For me: not enough power (I fear): I need Xcode, VMware, FCP, raw file processing, ....
Important would be that Apple keeps enough hardware with Intel chips for power users. MBP, iMac, MB.
The MBA and mini they could be split up in ARM and intel, if they like.
Such as? (Hope your not including OS2 Warp?)
If Apple continues increasing I/O speeds, like offering a proprietary 20 Gbps SSD drive plus a 8 or 16-core ARM, I think it would represent a performance advantage over Intel in the low-power segment. I imagine a large multicore array would benefit games that do a lot of AI or even running parallel, low-consumption AI tasks while you're editing text -- i.e. automatic summarization, speech-to-text writing and so on. Your cloud data (iCloud, Google services, etc) could be indexed locally while you're doing other stuff. Going multicore is going towards AI.
Actually, there's some overlap between Macbook Air 13" and Retina Macbook 13". Apple could start offering a 12" Arm-based Retina Macbook Air. If you use mainly Safari and text-editing, you're probably an early adopter candidate to these Macs.
Of course they will able to use their software. The "sky is falling" posts are getting annoying.
AmigaOS, NeXT, BeOS...
And yes I realise that next was cost prohibitve for most people but it was so far ahead of everything else
Its hard for me to reflect on AmigaOS as being more advanced than the original windows... NeXT, BeOS... definitely but they didnt appeal to a wide audience.

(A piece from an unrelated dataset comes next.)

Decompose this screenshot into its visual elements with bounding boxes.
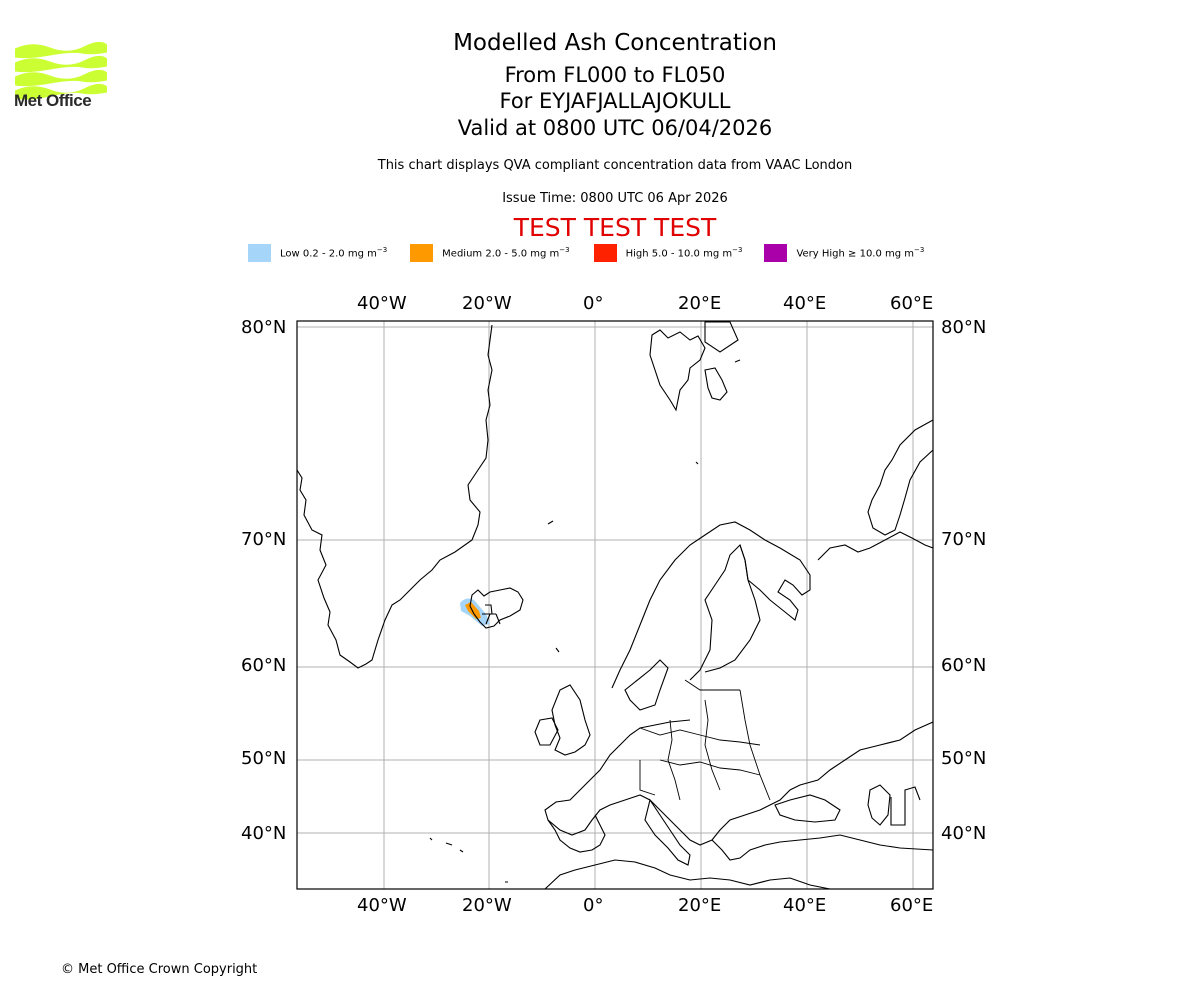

BS. You can run any app on ARM that you can run on i86. High end apps just require a similar implementation. In other words more RAM and faster ports. There is nothing about ARM that keeps these ports from happening.
the processor matters more to me than running OS X natively.
AmigaOS had preemptive multitasking, which did not appear in Windows until Windows NT was released. The GUI was also significantly better than that found in pre-Windows 95 releases (in my opinion). It was also extremely resource efficient....
Why, if your programs will run?
AmigaOS had preemptive multitasking, which did not appear in Windows until Windows NT was released. The GUI was also significantly better than that found in pre-Windows 95 releases (in my opinion). It was also extremely resource efficient....
Seems something aimed at server farms for LAMP serving , not for general purpose computing.Sorry, didn't read 28 pages if that was mentiond before: a 48 core ARM design
http://www.servethehome.com/cavium-thunderx-48-core-arm-design-announced/
That could give some power ...
Sorry, didn't read 28 pages if that was mentiond before: a 48 core ARM design
http://www.servethehome.com/cavium-thunderx-48-core-arm-design-announced/
That could give some power ...
You could have a MILLION cores and it wouldn't make most typical home user individual apps much faster than a one or two cores. Most software isn't well designed to be multi-threaded and efficient at it because it's a royal PITA (parallel tasks are essentially needed instead of sequential) to write it that way compared to not doing it unless it's a 3D renderer or something naturally suited for it like Handbrake (many frames any of which could be divided into segments). Faster single cores are vastly more useful than a bunch of mediocre multi-cores to the average consumer. That won't easily change.